To achieve an additional X percent of return, you will need to take Z level of risk. Portfolio A represents your risk and return payoff. The Sharpe ratio of Portfolio A can simply be defined as X divided by Z. Portfolios B and C will deliver a higher level of returns should you choose to take additional risk beyond Z.

Unlike portfolio B and C, portfolios A' and A'' will deliver a higher level of returns for the same level of risk Z. Thus, A'' is preferable to A' and A' is preferable to A. The Sharpe ratio of A' is defined as X+Y divided by Z.

Therefore, the Sharpe ratio of A' is higher than that of A. Given the same level of risk Z, it can be concluded that any portfolio providing X plus additional returns should be considered superior. The additional achievable returns will be limited by the efficient frontier. Applying this same methodology, we can also presume that Portfolios B and C are superior if their Sharpe ratios are shown to be higher to that of A. (To learn more, check out Understanding The Sharpe Ratio and The Sharpe Ratio Can Oversimplify Risk.)
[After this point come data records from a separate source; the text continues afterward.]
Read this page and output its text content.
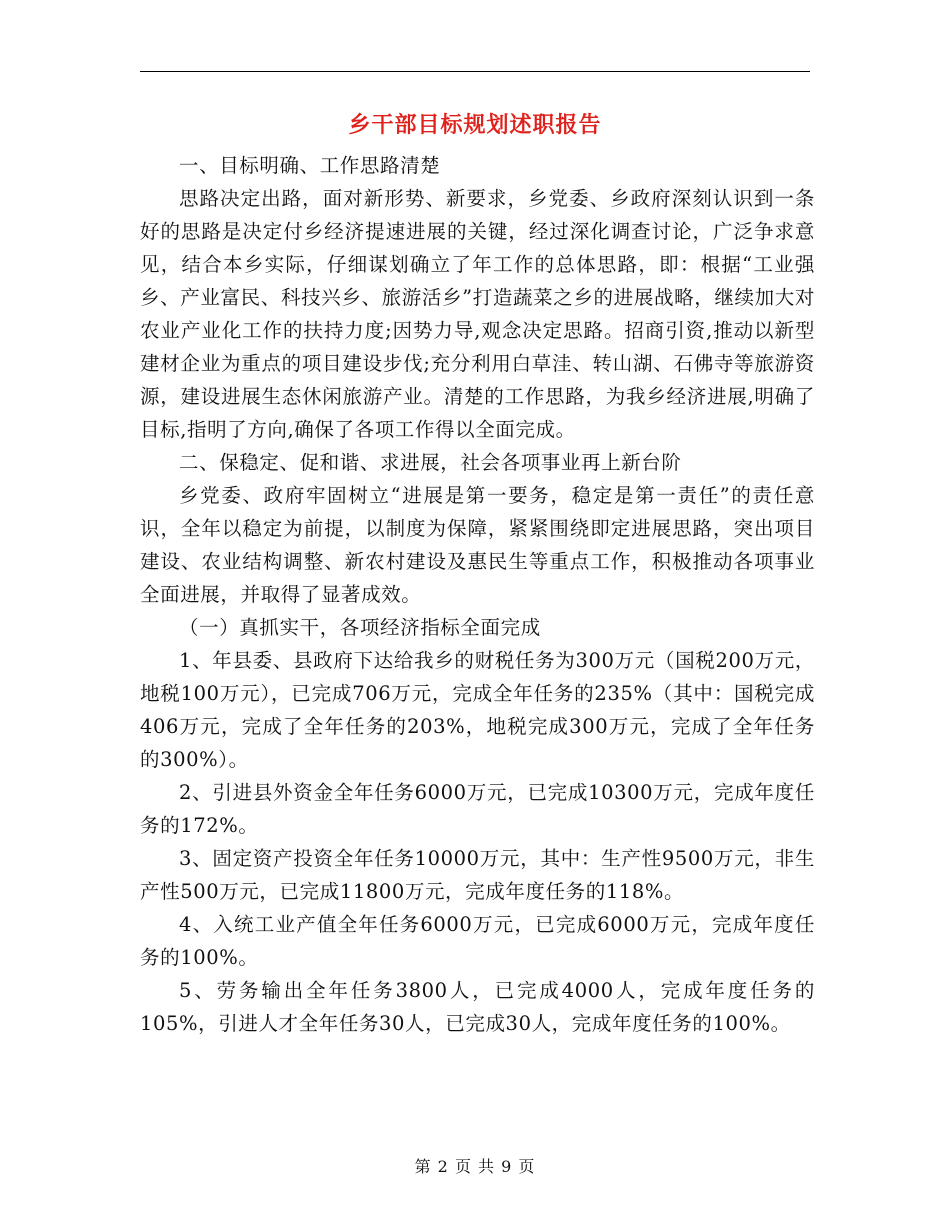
乡干部目标规划述职报告

一、目标明确、工作思路清楚

思路决定出路，面对新形势、新要求，乡党委、乡政府深刻认识到一条好的思路是决定付乡经济提速进展的关键，经过深化调查讨论，广泛争求意见，结合本乡实际，仔细谋划确立了年工作的总体思路，即：根据“工业强乡、产业富民、科技兴乡、旅游活乡”打造蔬菜之乡的进展战略，继续加大对农业产业化工作的扶持力度;因势力导,观念决定思路。招商引资,推动以新型建材企业为重点的项目建设步伐;充分利用白草洼、转山湖、石佛寺等旅游资源，建设进展生态休闲旅游产业。清楚的工作思路，为我乡经济进展,明确了目标,指明了方向,确保了各项工作得以全面完成。

二、保稳定、促和谐、求进展，社会各项事业再上新台阶

乡党委、政府牢固树立“进展是第一要务，稳定是第一责任”的责任意识，全年以稳定为前提，以制度为保障，紧紧围绕即定进展思路，突出项目建设、农业结构调整、新农村建设及惠民生等重点工作，积极推动各项事业全面进展，并取得了显著成效。

（一）真抓实干，各项经济指标全面完成

1、年县委、县政府下达给我乡的财税任务为300万元（国税200万元，地税100万元），已完成706万元，完成全年任务的235%（其中：国税完成406万元，完成了全年任务的203%，地税完成300万元，完成了全年任务的300%）。

2、引进县外资金全年任务6000万元，已完成10300万元，完成年度任务的172%。

3、固定资产投资全年任务10000万元，其中：生产性9500万元，非生产性500万元，已完成11800万元，完成年度任务的118%。

4、入统工业产值全年任务6000万元，已完成6000万元，完成年度任务的100%。

5、劳务输出全年任务3800人，已完成4000人，完成年度任务的105%，引进人才全年任务30人，已完成30人，完成年度任务的100%。

第 2 页 共 9 页
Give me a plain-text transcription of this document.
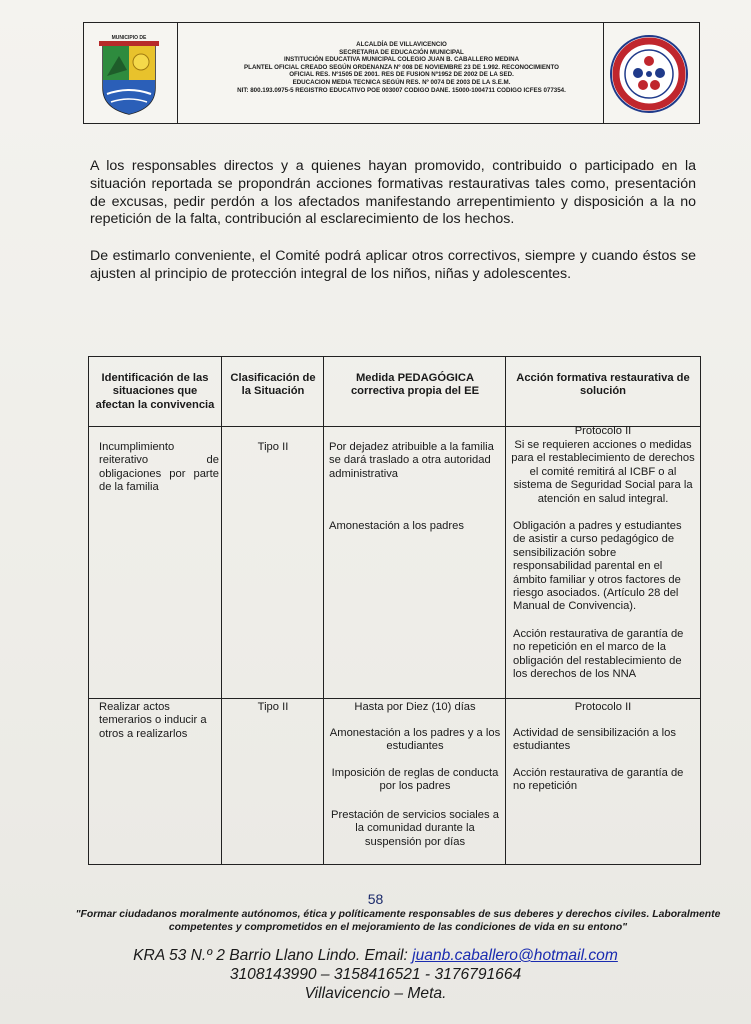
MUNICIPIO DE
ALCALDÍA DE VILLAVICENCIO
SECRETARIA DE EDUCACIÓN MUNICIPAL
INSTITUCIÓN EDUCATIVA MUNICIPAL COLEGIO JUAN B. CABALLERO MEDINA
PLANTEL OFICIAL CREADO SEGÚN ORDENANZA Nº 008 DE NOVIEMBRE 23 DE 1.992. RECONOCIMIENTO
OFICIAL RES. Nº1505 DE 2001. RES DE FUSION Nº1952 DE 2002 DE LA SED.
EDUCACION MEDIA TECNICA SEGÚN RES. Nº 0074 DE 2003 DE LA S.E.M.
NIT: 800.193.0975-5 REGISTRO EDUCATIVO POE 003007 CODIGO DANE. 15000-1004711 CODIGO ICFES 077354.
A los responsables directos y a quienes hayan promovido, contribuido o participado en la situación reportada se propondrán acciones formativas restaurativas tales como, presentación de excusas, pedir perdón a los afectados manifestando arrepentimiento y disposición a la no repetición de la falta, contribución al esclarecimiento de los hechos.
De estimarlo conveniente, el Comité podrá aplicar otros correctivos, siempre y cuando éstos se ajusten al principio de protección integral de los niños, niñas y adolescentes.
Identificación de las situaciones que afectan la convivencia
Clasificación de la Situación
Medida PEDAGÓGICA correctiva propia del EE
Acción formativa restaurativa de solución
Incumplimiento reiterativo de obligaciones por parte de la familia
Tipo II	Por dejadez atribuible a la familia se dará traslado a otra autoridad administrativa
Amonestación a los padres
Protocolo II
Si se requieren acciones o medidas para el restablecimiento de derechos el comité remitirá al ICBF o al sistema de Seguridad Social para la atención en salud integral.
Obligación a padres y estudiantes de asistir a curso pedagógico de sensibilización sobre responsabilidad parental en el ámbito familiar y otros factores de riesgo asociados. (Artículo 28 del Manual de Convivencia).
Acción restaurativa de garantía de no repetición en el marco de la obligación del restablecimiento de los derechos de los NNA
Realizar actos temerarios o inducir a otros a realizarlos
Tipo II	Hasta por Diez (10) días
Amonestación a los padres y a los estudiantes
Imposición de reglas de conducta por los padres
Prestación de servicios sociales a la comunidad durante la suspensión por días
Protocolo II
Actividad de sensibilización a los estudiantes
Acción restaurativa de garantía de no repetición
58
"Formar ciudadanos moralmente autónomos, ética y políticamente responsables de sus deberes y derechos civiles. Laboralmente competentes y comprometidos en el mejoramiento de las condiciones de vida en su entono"
KRA 53 N.º 2 Barrio Llano Lindo. Email: juanb.caballero@hotmail.com
3108143990 – 3158416521 - 3176791664
Villavicencio – Meta.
Breaking Down the Sharpe Ratio
A common mathematical definition of the Sharpe ratio for a portfolio is the excess returns of the portfolio over the risk-free rate divided by the portfolio's standard deviation.

Here is an illustration of the Sharpe ratio in the same efficient frontier chart:

Figure 2

It can be concluded that for a given level of risk (sp), Portfolio A can achieve a higher Sharpe ratio by following the blue arrow toward the efficient frontier or, for a given level of return (Rp), Portfolio A can also achieve higher Sharpe ratio by following the red arrow toward the efficient frontier.

Sharpe Ratio and Risk
The charts and the formula demonstrate that the Sharpe ratio penalizes the excess returns by adding of risk as defined by standard deviation. The standard deviation is also commonly referred to as the total risk. Mathematically, the square of standard deviation is the variance, Markowitz's definition of risk. (For further reading, see Understanding Volatility Measurements.)

So why did Sharpe choose the standard deviation to adjust excess returns for risk and why should we care? We know that Markowitz defined variance as something not to be desired by investors. Variance is defined as a measure of statistical dispersion or an indication of how far away it is from the expected value. The square root of variance, or standard deviation, has the same unit form as the data series being analyzed and is such more commonly used to measure risk.

The following example illustrates why investors should care about variance:

An investor has a choice of three portfolios, all with expected returns of 10% for the next 10 years. The average returns in the table below indicates the stated expectation. The returns achieved for the investment horizon is indicated by annualized returns, which takes compounding into account. As the data table and the chart clearly illustrates below, the standard deviation takes returns away from the expected return. If there is no risk, zero standard deviation, your returns will equal your expected returns.

Expected Average Returns
Year Portfolio A Portfolio B Portfolio C
Year 1 10.00% 9.00% 2.00%
Year 2 10.00% 15.00% -2.00%
Year 3 10.00% 23.00% 18.00%
Year 4 10.00% 10.00% 12.00%
Year 5 10.00% 11.00% 15.00%
Year 6 10.00% 8.00% 2.00%
Year 7 10.00% 7.00% 7.00%
Year 8 10.00% 6.00% 21.00%
Year 9 10.00% 6.00% 8.00%
Year 10 10.00% 5.00% 17.00%
Average Returns 10.00% 10.00% 10.00%
Annualized Returns 10.00% 9.88% 9.75%
Standard Deviation 0.00% 5.44% 7.80%
Figure 3

Figure 4

Risk and reward must be evaluated together when considering investment choices; this is focal point presented in modern portfolio theory. In a common definition of risk, the standard deviation or variance takes rewards away from the investor. As such, the risk must always be addressed along with the reward when you are looking to choose your investments. The Sharpe ratio can help you determine the investment choice that will deliver the highest returns while considering its risk.